How to Prove You Deserve SSD Benefits
Much of the information need by the SSA to process your SSDI disability claim is known only to you. For example, you alone live with the daily burden of your disabling condition. You alone know how difficult you find certain activities. When, where, and how do you experience discomfort, limited mobility, difficulty breathing, or pain sitting, standing, or bending? Only you can provide that data.
To file a successful SSD benefits claim, all this personal information must be communicated to the SSA and supported by specific, medically-based, doctor’s reports and diagnoses. The clearer and more obvious the impairment is to your treating physicians, the easier it will be for the SSA disability claim reviewer to find documentary proof of the nature and severity of your disability.

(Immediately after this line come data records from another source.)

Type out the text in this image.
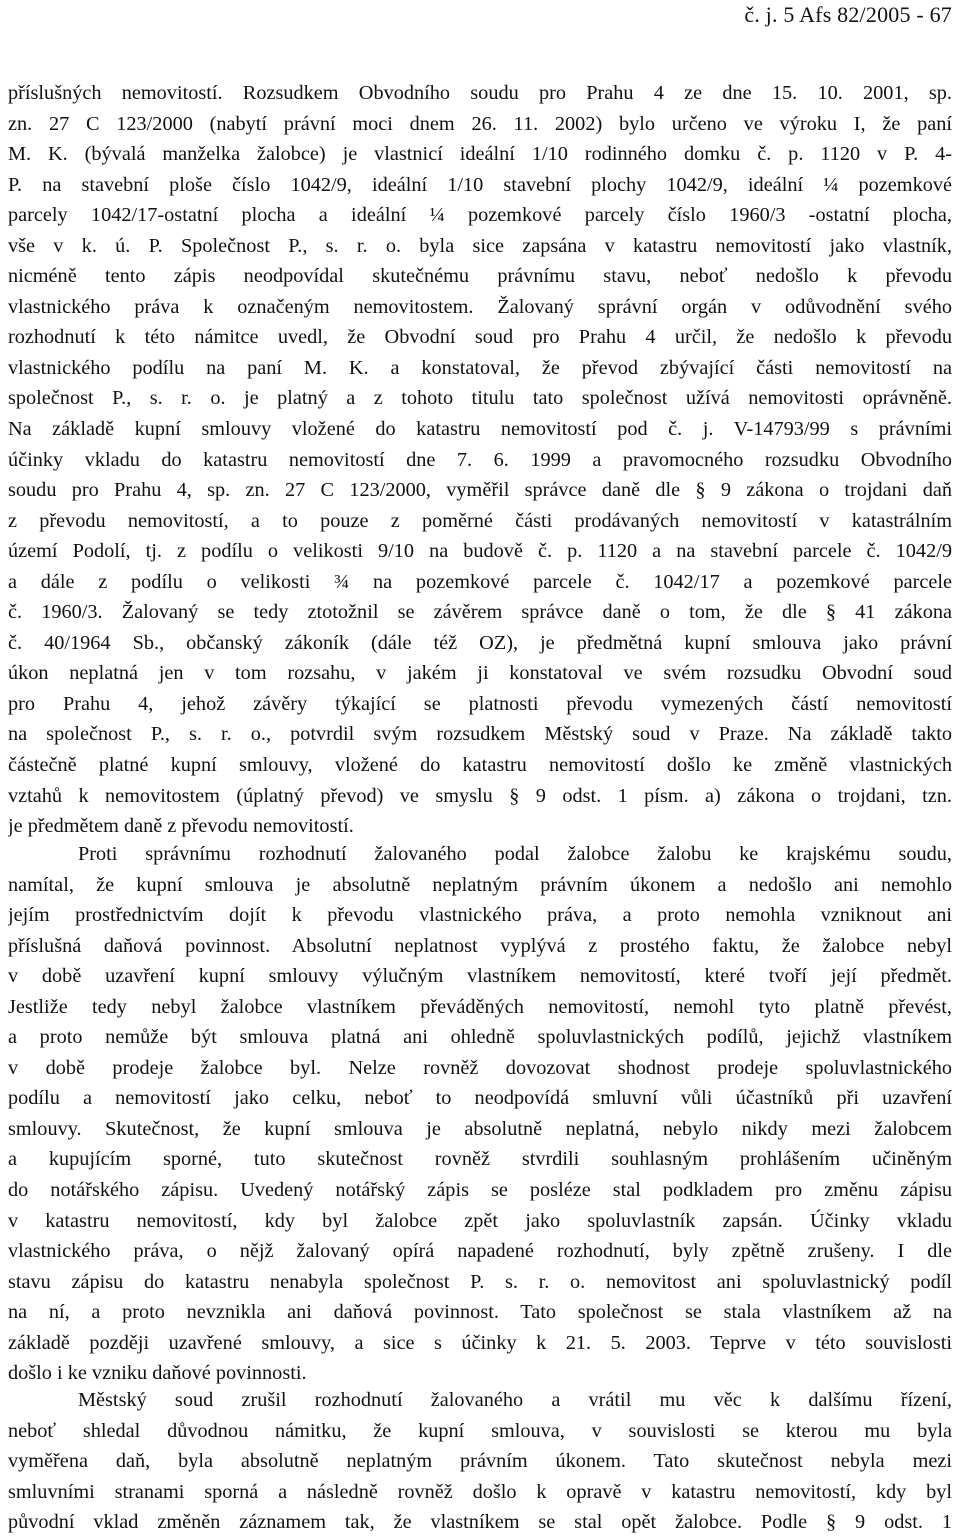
č. j. 5 Afs 82/2005 - 67
příslušných nemovitostí. Rozsudkem Obvodního soudu pro Prahu 4 ze dne 15. 10. 2001, sp.
zn. 27 C 123/2000 (nabytí právní moci dnem 26. 11. 2002) bylo určeno ve výroku I, že paní
M. K. (bývalá manželka žalobce) je vlastnicí ideální 1/10 rodinného domku č. p. 1120 v P. 4-
P. na stavební ploše číslo 1042/9, ideální 1/10 stavební plochy 1042/9, ideální ¼ pozemkové
parcely 1042/17-ostatní plocha a ideální ¼ pozemkové parcely číslo 1960/3 -ostatní plocha,
vše v k. ú. P. Společnost P., s. r. o. byla sice zapsána v katastru nemovitostí jako vlastník,
nicméně tento zápis neodpovídal skutečnému právnímu stavu, neboť nedošlo k převodu
vlastnického práva k označeným nemovitostem. Žalovaný správní orgán v odůvodnění svého
rozhodnutí k této námitce uvedl, že Obvodní soud pro Prahu 4 určil, že nedošlo k převodu
vlastnického podílu na paní M. K. a konstatoval, že převod zbývající části nemovitostí na
společnost P., s. r. o. je platný a z tohoto titulu tato společnost užívá nemovitosti oprávněně.
Na základě kupní smlouvy vložené do katastru nemovitostí pod č. j. V-14793/99 s právními
účinky vkladu do katastru nemovitostí dne 7. 6. 1999 a pravomocného rozsudku Obvodního
soudu pro Prahu 4, sp. zn. 27 C 123/2000, vyměřil správce daně dle § 9 zákona o trojdani daň
z převodu nemovitostí, a to pouze z poměrné části prodávaných nemovitostí v katastrálním
území Podolí, tj. z podílu o velikosti 9/10 na budově č. p. 1120 a na stavební parcele č. 1042/9
a dále z podílu o velikosti ¾ na pozemkové parcele č. 1042/17 a pozemkové parcele
č. 1960/3. Žalovaný se tedy ztotožnil se závěrem správce daně o tom, že dle § 41 zákona
č. 40/1964 Sb., občanský zákoník (dále též OZ), je předmětná kupní smlouva jako právní
úkon neplatná jen v tom rozsahu, v jakém ji konstatoval ve svém rozsudku Obvodní soud
pro Prahu 4, jehož závěry týkající se platnosti převodu vymezených částí nemovitostí
na společnost P., s. r. o., potvrdil svým rozsudkem Městský soud v Praze. Na základě takto
částečně platné kupní smlouvy, vložené do katastru nemovitostí došlo ke změně vlastnických
vztahů k nemovitostem (úplatný převod) ve smyslu § 9 odst. 1 písm. a) zákona o trojdani, tzn.
je předmětem daně z převodu nemovitostí.
Proti správnímu rozhodnutí žalovaného podal žalobce žalobu ke krajskému soudu,
namítal, že kupní smlouva je absolutně neplatným právním úkonem a nedošlo ani nemohlo
jejím prostřednictvím dojít k převodu vlastnického práva, a proto nemohla vzniknout ani
příslušná daňová povinnost. Absolutní neplatnost vyplývá z prostého faktu, že žalobce nebyl
v době uzavření kupní smlouvy výlučným vlastníkem nemovitostí, které tvoří její předmět.
Jestliže tedy nebyl žalobce vlastníkem převáděných nemovitostí, nemohl tyto platně převést,
a proto nemůže být smlouva platná ani ohledně spoluvlastnických podílů, jejichž vlastníkem
v době prodeje žalobce byl. Nelze rovněž dovozovat shodnost prodeje spoluvlastnického
podílu a nemovitostí jako celku, neboť to neodpovídá smluvní vůli účastníků při uzavření
smlouvy. Skutečnost, že kupní smlouva je absolutně neplatná, nebylo nikdy mezi žalobcem
a kupujícím sporné, tuto skutečnost rovněž stvrdili souhlasným prohlášením učiněným
do notářského zápisu. Uvedený notářský zápis se posléze stal podkladem pro změnu zápisu
v katastru nemovitostí, kdy byl žalobce zpět jako spoluvlastník zapsán. Účinky vkladu
vlastnického práva, o nějž žalovaný opírá napadené rozhodnutí, byly zpětně zrušeny. I dle
stavu zápisu do katastru nenabyla společnost P. s. r. o. nemovitost ani spoluvlastnický podíl
na ní, a proto nevznikla ani daňová povinnost. Tato společnost se stala vlastníkem až na
základě později uzavřené smlouvy, a sice s účinky k 21. 5. 2003. Teprve v této souvislosti
došlo i ke vzniku daňové povinnosti.
Městský soud zrušil rozhodnutí žalovaného a vrátil mu věc k dalšímu řízení,
neboť shledal důvodnou námitku, že kupní smlouva, v souvislosti se kterou mu byla
vyměřena daň, byla absolutně neplatným právním úkonem. Tato skutečnost nebyla mezi
smluvními stranami sporná a následně rovněž došlo k opravě v katastru nemovitostí, kdy byl
původní vklad změněn záznamem tak, že vlastníkem se stal opět žalobce. Podle § 9 odst. 1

In some cases, even the best doctors write ambiguous entries in medical reports. If your doctor’s diagnosis is poorly described in their report, they may be asked to rewrite a clearer statement of their findings to avoid your claim being misunderstood by the SSD government claim reviewer.
Multiple Impairments — Working with an experienced disability lawyer who specializes in SSD and SSI claims is especially important when your disability is based on a combination of impairments where no single impairment alone would qualify you as disabled. Many SSD claims involve claimants whose physical impairment is significant but is severe enough to qualify for SSD benefits. However, when combined with that claimant’s mental illness, the sum is greater than the parts. The combination of impairments is severe enough to merit a finding that they are disabled under SSD regulations.
Filing Your SSD Claim Is Only the First Step
Collecting, organizing, analyzing, and preparing your SSD application is the first phase of filing a successful Social Security Disability application. Following through is just as important to the success of the claim.
The most important actions you can take to improve your SSD application’s odds of success are listed below:
- Keep all your appointments with doctors, therapists, and rehab treatments. Missing medical appointments indicates either a lack of interest on your part or a less severe impairment than claimed.
- Keep a disability diary to write down each episode of noteworthy pain or inability to perform a task. Most people forget all but one or two incidents by the next time they speak to their doctors.
- Report every episode to the doctor so they can enter it into the records.
- Follow your physician’s recommendations.
- Avoid excessive alcohol consumption, illicit drug use, or smoking.
- Keep in touch with your Social Security Disability attorney. Lost contacts can result in missed hearings or other important events.